In 1820 Competitors registry shifted to London. On 6 September Captain G. Low sailed Competitor to Bombay under a license from the British East India Company. Her owner was now Longster.

Convict voyage to Van Dieman's Land (1823): Captain William Ascough sailed from England on 18 March 1823, bound for Van Diemen's Land. (Note: Captain Ascough had just returned on from a voyage transporting convicts to Van Diemen's Land.) She sailed via the Cape of Good Hope and arrived at Hobart Town on 3 August. Competitor had embarked 160 male convicts and she landed 157. On 24 August she sailed for Sydney with the guard. She also became the first ship to sail up the Hawkesbury River, traveling 30 miles beyond Broken Bay. On 4 February 1824 Competitor sailed for England with a full aro of colonial products, consisting of various kinds of colonial timber, seal skins, elephant seal oil, and
two hundred and eighty bales of wool. She reached England by sailing through Cook's
Straits, New Zealand, and by way of Cape Horn.
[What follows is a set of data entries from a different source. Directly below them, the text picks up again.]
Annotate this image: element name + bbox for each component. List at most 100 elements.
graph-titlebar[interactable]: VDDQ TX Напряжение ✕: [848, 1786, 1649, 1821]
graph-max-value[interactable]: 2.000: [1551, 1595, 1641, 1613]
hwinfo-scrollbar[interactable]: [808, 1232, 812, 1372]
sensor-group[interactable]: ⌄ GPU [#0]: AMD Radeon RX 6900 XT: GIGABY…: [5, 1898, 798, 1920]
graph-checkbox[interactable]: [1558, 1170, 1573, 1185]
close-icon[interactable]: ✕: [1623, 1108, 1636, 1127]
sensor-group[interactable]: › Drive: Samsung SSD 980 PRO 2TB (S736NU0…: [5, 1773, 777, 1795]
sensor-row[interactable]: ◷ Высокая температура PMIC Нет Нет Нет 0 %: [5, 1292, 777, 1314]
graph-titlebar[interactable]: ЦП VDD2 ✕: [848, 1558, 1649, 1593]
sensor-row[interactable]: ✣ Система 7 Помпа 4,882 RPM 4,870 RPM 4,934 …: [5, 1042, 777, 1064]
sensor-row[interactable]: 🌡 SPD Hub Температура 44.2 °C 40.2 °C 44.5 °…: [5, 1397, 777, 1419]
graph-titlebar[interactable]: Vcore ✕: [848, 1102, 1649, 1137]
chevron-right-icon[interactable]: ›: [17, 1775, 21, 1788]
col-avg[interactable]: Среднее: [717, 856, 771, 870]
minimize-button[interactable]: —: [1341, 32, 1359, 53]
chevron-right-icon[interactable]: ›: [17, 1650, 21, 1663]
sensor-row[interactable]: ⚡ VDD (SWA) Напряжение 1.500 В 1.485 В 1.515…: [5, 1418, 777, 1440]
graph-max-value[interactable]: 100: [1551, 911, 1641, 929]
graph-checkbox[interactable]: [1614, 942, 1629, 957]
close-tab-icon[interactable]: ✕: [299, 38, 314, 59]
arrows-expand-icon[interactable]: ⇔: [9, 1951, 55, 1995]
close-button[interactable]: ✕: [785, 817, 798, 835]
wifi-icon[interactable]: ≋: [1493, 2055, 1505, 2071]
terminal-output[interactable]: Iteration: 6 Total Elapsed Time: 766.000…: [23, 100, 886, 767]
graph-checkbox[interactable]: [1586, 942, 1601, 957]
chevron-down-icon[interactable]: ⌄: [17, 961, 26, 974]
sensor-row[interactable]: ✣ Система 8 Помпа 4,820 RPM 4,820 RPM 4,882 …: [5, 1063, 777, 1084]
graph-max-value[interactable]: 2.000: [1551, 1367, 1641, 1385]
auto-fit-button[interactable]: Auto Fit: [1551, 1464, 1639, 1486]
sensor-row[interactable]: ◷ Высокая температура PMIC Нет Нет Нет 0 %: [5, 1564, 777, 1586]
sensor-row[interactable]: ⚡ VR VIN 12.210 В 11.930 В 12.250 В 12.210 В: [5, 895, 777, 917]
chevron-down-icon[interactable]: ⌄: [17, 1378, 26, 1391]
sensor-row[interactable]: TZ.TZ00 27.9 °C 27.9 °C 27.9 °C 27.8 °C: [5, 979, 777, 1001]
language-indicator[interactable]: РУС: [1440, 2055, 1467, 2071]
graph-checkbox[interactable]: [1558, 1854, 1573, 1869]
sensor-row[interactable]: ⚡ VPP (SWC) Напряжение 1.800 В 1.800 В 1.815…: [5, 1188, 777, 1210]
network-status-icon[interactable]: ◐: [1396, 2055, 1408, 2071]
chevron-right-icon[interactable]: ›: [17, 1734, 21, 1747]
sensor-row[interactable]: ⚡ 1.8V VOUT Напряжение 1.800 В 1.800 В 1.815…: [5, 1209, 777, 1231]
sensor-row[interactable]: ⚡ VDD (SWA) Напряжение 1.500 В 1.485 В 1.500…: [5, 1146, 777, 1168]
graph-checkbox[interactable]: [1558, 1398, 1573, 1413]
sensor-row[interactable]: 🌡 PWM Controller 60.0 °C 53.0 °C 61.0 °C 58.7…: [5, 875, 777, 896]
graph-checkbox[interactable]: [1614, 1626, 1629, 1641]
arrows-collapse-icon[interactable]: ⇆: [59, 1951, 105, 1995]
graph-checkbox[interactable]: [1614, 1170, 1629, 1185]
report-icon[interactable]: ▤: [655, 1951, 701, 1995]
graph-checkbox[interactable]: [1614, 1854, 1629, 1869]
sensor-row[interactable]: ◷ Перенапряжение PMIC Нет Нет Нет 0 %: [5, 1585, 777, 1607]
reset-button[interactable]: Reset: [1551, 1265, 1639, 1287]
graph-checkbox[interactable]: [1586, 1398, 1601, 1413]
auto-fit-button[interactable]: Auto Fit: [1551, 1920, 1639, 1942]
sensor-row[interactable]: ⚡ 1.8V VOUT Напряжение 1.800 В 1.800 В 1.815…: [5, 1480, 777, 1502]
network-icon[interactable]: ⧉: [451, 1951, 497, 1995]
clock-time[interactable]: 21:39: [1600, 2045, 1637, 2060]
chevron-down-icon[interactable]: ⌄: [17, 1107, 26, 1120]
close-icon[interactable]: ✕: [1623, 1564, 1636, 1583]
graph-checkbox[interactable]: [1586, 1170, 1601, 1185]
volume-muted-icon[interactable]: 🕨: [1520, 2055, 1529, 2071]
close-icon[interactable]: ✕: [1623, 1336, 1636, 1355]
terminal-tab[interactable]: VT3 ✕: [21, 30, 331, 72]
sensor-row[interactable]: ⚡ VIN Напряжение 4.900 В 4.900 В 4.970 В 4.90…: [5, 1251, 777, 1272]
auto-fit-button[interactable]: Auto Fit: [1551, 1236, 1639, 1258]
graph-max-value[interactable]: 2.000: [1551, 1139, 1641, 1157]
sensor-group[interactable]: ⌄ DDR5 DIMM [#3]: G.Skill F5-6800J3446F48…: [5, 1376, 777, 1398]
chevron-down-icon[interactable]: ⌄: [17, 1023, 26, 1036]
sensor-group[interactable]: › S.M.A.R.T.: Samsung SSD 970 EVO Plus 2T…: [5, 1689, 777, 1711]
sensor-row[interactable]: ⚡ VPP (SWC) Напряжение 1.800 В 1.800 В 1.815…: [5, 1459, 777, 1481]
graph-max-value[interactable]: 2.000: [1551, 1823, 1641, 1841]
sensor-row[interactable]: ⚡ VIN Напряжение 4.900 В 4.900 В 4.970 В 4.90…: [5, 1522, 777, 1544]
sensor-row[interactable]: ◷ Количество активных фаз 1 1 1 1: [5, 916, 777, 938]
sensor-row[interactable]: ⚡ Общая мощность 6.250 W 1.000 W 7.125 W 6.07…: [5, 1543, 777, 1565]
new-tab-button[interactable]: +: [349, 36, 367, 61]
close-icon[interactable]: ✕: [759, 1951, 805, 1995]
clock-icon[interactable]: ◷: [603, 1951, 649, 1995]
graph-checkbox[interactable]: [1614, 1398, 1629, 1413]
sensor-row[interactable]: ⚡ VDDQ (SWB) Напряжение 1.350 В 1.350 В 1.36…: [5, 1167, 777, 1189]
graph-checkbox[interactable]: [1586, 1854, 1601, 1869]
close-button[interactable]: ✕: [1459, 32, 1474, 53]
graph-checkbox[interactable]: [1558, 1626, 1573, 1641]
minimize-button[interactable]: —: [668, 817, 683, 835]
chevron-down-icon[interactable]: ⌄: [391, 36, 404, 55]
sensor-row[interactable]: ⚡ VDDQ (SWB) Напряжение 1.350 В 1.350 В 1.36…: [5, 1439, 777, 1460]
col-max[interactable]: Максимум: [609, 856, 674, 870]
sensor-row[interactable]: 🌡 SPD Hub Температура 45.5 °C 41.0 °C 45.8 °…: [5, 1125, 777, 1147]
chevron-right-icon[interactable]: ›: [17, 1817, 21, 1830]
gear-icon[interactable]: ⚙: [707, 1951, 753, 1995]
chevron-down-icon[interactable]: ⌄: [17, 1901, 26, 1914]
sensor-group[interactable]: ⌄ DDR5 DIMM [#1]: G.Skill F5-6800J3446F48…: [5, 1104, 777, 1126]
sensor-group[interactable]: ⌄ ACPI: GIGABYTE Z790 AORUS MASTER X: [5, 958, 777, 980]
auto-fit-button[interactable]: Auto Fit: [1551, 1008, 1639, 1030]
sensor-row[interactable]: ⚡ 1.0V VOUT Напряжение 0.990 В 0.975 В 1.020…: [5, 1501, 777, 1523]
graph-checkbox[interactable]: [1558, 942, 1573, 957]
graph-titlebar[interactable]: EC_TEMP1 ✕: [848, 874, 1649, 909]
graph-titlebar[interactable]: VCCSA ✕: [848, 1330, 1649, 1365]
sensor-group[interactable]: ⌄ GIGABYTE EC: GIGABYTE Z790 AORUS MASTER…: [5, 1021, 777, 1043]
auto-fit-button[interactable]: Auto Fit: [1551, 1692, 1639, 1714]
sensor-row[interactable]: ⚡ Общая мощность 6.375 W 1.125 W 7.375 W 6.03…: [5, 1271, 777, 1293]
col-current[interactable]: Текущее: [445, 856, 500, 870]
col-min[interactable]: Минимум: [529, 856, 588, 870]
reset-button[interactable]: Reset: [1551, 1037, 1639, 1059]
She had to stop at San Salvador for water and refreshments.

On 6 December 1824 Competitor was at Portsmouth when her crew refused to put to sea because the wind was blowing so strongly. All the other outward-bound vessels left.

Convict voyage to Port Jackson (1828): Captain John Steward (or Stewart), sailed from England on 13 June 1828, bound for Port Jackson. Competitor arrived there on 10 October. She had embarked 99 female convicts and suffered no convict deaths en route. From Sydney Competitor sailed for Manila.

==Fate==
Competitor is last listed in both Lloyd's Register and the Register of Shipping in 1833. However the data is stale. She last appeared in Lloyd's List in 1830.